Oxford, UK – 1 August 2005 – Oxford BioMedica (LSE: OXB), the leading gene therapy company, announced today that the first stage of its Phase II trial in pancreatic cancer with MetXia, the Company's gene targeted prodrug activation product, has been successfully completed. The objectives were to assess the safety of administering MetXia locally to the pancreatic tumour, to confirm gene transfer at the tumour site following local delivery and to identify an optimal dose for the second stage of the trial.
The two-stage Phase II trial is designed to evaluate MetXia and the chemotherapy prodrug cyclosphosphamide (CPA) in patients undergoing palliative surgery for pancreatic cancer. The trial is being conducted at the Royal Liverpool University Hospital. In the first stage of the trial, two dose levels of MetXia were assessed in six patients in combination with a low dose of CPA. Each patient had two administrations of MetXia, prior and subsequent to surgery, followed by CPA. Both dose levels of MetXia were safe and well tolerated. Importantly, dose dependent expression of the specific human cytochrome P450 gene, delivered by MetXia, was observed in tumour biopsies taken at surgery.
MetXia comprises a highly engineered retrovirus that delivers the P450 gene to tumour cells. The enzyme encoded by the P450 gene activates CPA to a form that destroys cells. With conventional oral and intravenous administration of CPA, the drug is activated in the liver by the P450 enzyme. This trial utilises catheter-enabled local delivery of both MetXia and CPA to the pancreas, thereby focusing gene delivery and activation of CPA in the target tissue. This minimises the side effects of liver toxicity and systemic dispersal of activated CPA that are associated with oral administration of CPA. The route of administration represents a novel and potentially highly potent strategy for optimising chemotherapy at the tumour site.

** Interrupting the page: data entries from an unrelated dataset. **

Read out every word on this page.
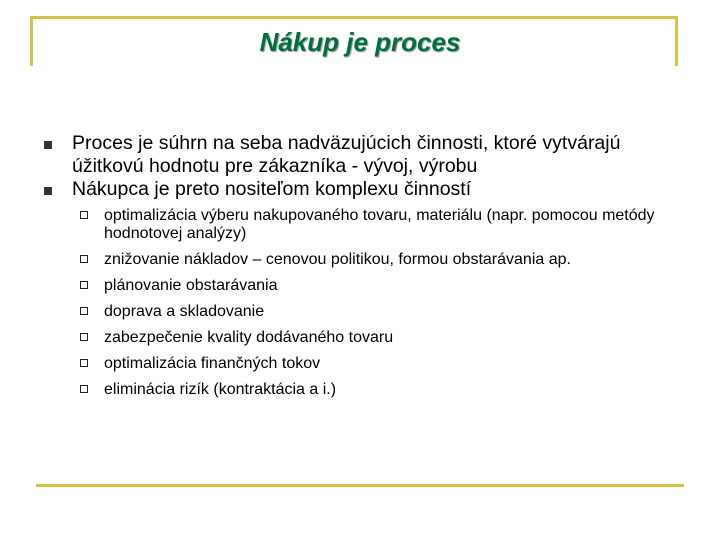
Nákup je proces
Proces je súhrn na seba nadväzujúcich činnosti, ktoré vytvárajú úžitkovú hodnotu pre zákazníka - vývoj, výrobu
Nákupca je preto nositeľom komplexu činností
optimalizácia výberu nakupovaného tovaru, materiálu (napr. pomocou metódy hodnotovej analýzy)
znižovanie nákladov – cenovou politikou, formou obstarávania ap.
plánovanie obstarávania
doprava a skladovanie
zabezpečenie kvality dodávaného tovaru
optimalizácia finančných tokov
eliminácia rizík (kontraktácia a i.)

Following the encouraging results in stage one of the trial, patient recruitment is commencing for the second stage with a fixed dose of MetXia and increasing doses of CPA. Stage two will accrue up to 25 patients and will determine the optimal dose of CPA. This second stage of the trial is designed to evaluate clinical benefit as well as safety. An additional clinical trial site in London is expected to open for part two of the trial, which will boost patient accrual. Preliminary efficacy data is expected in early 2006.
Commenting on the MetXia results, Oxford BioMedica's Chief Executive, Professor Alan Kingsman said: "It is very encouraging that MetXia has achieved its endpoints of safety and gene transfer with this novel route of delivery. We look forward to evaluating clinical benefit in the next stage of the trial. There is a clear unmet need for effective therapies for pancreatic cancer, which MetXia has the potential to address."